Wygląda na to, że z założenia jesteś uprzedzona do facetów, którzy rozstali
się ze swoimi żonami i dzieci zosłały przy matce. Skupiłem się na jednym
aspekcie całej sytuacji, bo to mnie najbardziej interesuje. Moja była żona
robi różne rzeczy nie tylko przeciwko mnie (i właściwie nic poważnieszego
nie opisałem), ale mównież przeciwko SWOJEMU WŁASNEMU DZIECKU. Jak można na
przykład powiedzieć dziecku, "że jego ojciec to skurwysyn i nie kocha
własnego dziecka, tylko ugania się za dziwkami". A potem muszę tłumaczyć mu,
co to znaczy skurwysyn i dziwka. Albo jak można powiedzieć dziecku,
wyjeżdżając z nim na weekend, że tata dzwonił i stwierdził, że ma ważniejsze
sprawy niż spotkanie z nim i dlatego gdzieś sobie pojedziemy (oczywiście nic
mi nie mówiąc - przyjechałem jak zwykle i nie zastałęm nikogo). Nie wspomnę
o nieprzjemnościach, jakie spotkały moich rodziców i przyjaciół.

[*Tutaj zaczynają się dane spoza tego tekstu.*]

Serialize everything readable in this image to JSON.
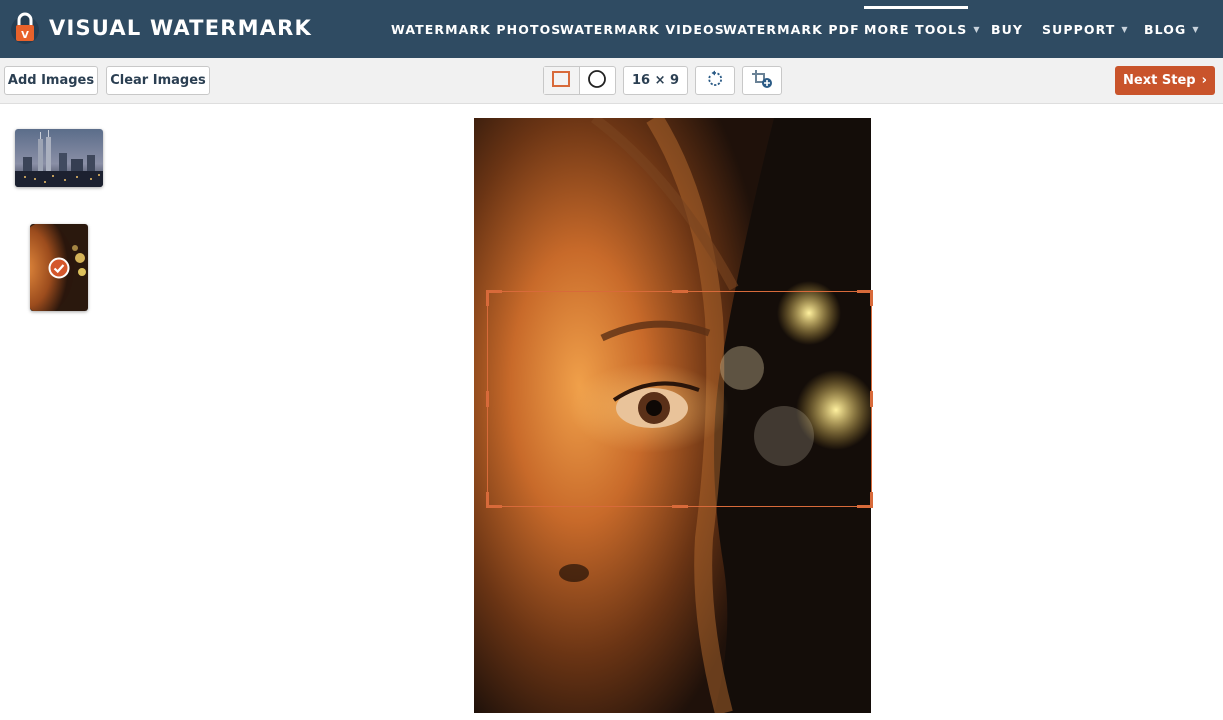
{
  "brand": {
    "name": "VISUAL WATERMARK",
    "logo_letter": "V",
    "logo_color": "#e8622b"
  },
  "nav": {
    "items": [
      {
        "label": "WATERMARK PHOTOS",
        "dropdown": false
      },
      {
        "label": "WATERMARK VIDEOS",
        "dropdown": false
      },
      {
        "label": "WATERMARK PDF",
        "dropdown": false
      },
      {
        "label": "MORE TOOLS",
        "dropdown": true,
        "active": true
      },
      {
        "label": "BUY",
        "dropdown": false
      },
      {
        "label": "SUPPORT",
        "dropdown": true
      },
      {
        "label": "BLOG",
        "dropdown": true
      }
    ],
    "caret": "▼"
  },
  "toolbar": {
    "add_images_label": "Add Images",
    "clear_images_label": "Clear Images",
    "shape_options": [
      "rectangle",
      "circle"
    ],
    "selected_shape": "rectangle",
    "aspect_ratio_label": "16 × 9",
    "next_step_label": "Next Step",
    "next_chevron": "›"
  },
  "sidebar": {
    "thumbnails": [
      {
        "name": "city-skyline-thumbnail",
        "selected": false
      },
      {
        "name": "portrait-thumbnail",
        "selected": true
      }
    ]
  },
  "colors": {
    "header_bg": "#2f4b62",
    "accent": "#c9542b",
    "crop_border": "#d86a3a",
    "toolbar_bg": "#f1f1f1"
  }
}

Owszem jestem zły na moją b.żonę i nie spodziewam się po niej niczego
dobrego, ale dość długo się spodziewałem. A teraz chcę po prostu poradzić
sobie nie starając się z nią porozumieć, bo nie wyszło setki razy.
Chcę zachować się tak sensownie jak to tylko możliwe, ale już nie wierzę, że
moja b. żona cokolwiek mi ułatwi.
BYć może da się to jakoś przepracować, ale nie wierzę że mogę to zrobić nie
tylko wewnętrznie. I naprawdę myślę, że mój i jej syn obrywa od niej
zupełnie niepotrzebnie. Wierzę, że można załatwiać sprawy techniczne (nawet
jeśli to trudne) nie wciągając w to dziecka i niepotrzebnie go nie raniąc.
No i oczywiście wiem, ja go zraniłem bardziej (cyt. z mojej b.żony - i ma
rację) i to usprawiedliwia wszystko i każde jej zachowanie (cyt. z mojej b.
żony - i IMHO nie ma racji).
Dzięki za to, co napisałaś. Dało mi do myślenia.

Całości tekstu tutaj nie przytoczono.